E’, ancor di più, impossibile scusarsi perchè il cinque gennaio è ricordato come il giorno della partita Catania – Torino; la gente passa davanti alla tua lapide commemorativa, nella stessa via nella quale ventinove anni fa, codardi, ti uccisero e dica ” Speriamo di vincere”, invece che “Io ricordo Pippo Fava” .
Rimane, di ogni sei gennaio, solo un convoglio di gente, intimidita dal freddo; come una fotografia, con sempre meno personaggi.

 

Antonio Coco

2 Comments

  1. riccardo orioles riccardo orioles 26/01/2013

    Caro Antonio,
    il cinque gennaio, come gli altri 364 giorni degli anni, chi è rimasto fedele a Pippi Fava continua a lavorare per lui, esattamente come se fosse lì in redazione.
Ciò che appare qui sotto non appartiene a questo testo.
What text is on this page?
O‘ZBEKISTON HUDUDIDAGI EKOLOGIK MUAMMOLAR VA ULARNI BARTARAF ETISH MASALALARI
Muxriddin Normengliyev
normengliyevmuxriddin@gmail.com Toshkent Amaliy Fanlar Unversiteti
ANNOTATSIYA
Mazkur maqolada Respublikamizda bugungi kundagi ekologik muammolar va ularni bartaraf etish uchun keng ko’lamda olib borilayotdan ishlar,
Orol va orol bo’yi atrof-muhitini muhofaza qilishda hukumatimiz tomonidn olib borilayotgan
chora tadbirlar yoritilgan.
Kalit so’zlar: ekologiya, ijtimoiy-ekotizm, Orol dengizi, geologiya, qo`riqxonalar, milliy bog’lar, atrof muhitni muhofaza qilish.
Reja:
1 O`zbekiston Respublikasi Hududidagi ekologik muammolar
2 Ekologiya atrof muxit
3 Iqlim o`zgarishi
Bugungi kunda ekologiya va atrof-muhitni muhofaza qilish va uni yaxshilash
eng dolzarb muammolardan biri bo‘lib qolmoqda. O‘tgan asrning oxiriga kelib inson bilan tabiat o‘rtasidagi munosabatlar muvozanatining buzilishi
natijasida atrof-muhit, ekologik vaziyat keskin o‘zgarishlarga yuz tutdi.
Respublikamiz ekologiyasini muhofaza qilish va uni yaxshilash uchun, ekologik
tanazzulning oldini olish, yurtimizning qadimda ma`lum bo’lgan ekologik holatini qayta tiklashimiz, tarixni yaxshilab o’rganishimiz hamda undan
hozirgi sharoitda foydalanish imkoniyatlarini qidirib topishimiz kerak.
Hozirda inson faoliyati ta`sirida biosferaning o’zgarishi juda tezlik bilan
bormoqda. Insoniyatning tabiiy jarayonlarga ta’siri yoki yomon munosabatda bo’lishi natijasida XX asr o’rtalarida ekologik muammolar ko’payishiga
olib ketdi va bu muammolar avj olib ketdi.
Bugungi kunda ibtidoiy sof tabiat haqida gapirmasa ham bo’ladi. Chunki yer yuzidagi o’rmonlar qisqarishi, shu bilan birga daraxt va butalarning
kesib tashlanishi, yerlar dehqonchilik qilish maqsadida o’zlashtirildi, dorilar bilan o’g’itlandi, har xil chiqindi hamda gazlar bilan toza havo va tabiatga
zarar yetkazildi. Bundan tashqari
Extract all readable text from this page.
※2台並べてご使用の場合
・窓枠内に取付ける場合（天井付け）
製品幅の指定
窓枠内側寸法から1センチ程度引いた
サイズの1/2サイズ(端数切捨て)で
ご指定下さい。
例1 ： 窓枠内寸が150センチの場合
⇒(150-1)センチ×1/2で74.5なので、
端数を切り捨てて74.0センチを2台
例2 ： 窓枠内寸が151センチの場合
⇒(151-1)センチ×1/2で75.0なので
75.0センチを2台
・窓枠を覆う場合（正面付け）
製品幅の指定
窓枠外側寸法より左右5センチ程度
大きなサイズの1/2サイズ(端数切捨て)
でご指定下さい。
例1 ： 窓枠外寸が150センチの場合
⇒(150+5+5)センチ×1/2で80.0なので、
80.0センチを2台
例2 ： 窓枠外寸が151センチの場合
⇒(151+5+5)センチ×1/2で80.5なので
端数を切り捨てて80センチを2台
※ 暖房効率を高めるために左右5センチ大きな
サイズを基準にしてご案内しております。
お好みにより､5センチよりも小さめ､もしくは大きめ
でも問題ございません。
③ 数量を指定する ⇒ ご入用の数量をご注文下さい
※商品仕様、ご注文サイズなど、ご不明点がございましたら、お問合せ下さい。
E decine di ragazzi come te, in tutta Italia, cercano faticosamente di seguire la sua strada, con mille difficoltà e insufficienze ma credendoci; non erano ancora nati, quando lui è morto, ma l’hanno compreso benissimo lo stesso.
    Non è vero che, in quella foto, ci siano sempre meno personaggi. Ci siete voi di GZero, per esempio, o della Domenica di Napoli, o del lontano Altomilanese. Altro che Catania-Torino, altro che freddo e scoraggiamento. I ricchi e i vigliacchi, oggi come ieri, non c’erano e non ci so. Ma tanti ragazzi sì, senza soldi e senza potere,ma con il cuore del “carusi di Fava”. Trent’anni dopo! Cosa potremmo chiedere di più?
    Affuttuosamente
    riccardo

    • Antonio Coco Antonio Coco 26/01/2013

      Sono d’accordo con lei! Tuttavia,quella che emerge dall’articolo,è la desolazione dei “senzapotere”;trovo tristissimo,ovvero,lottare contro lo stesso potere che al funerale di fava non c’era (se ben ricordo era presente solo il governatore della regione). Noi,i “carusi di Fava”(chiedo scusa se con un po’ di presunzione ho anch’io l’ardire di considerarmi tale)vorremmo ricordare e cambiare;è passato il momento,a mio avviso, di limitarci a ricordare le vittime di questo potere. La ringrazio moltissimo del commento!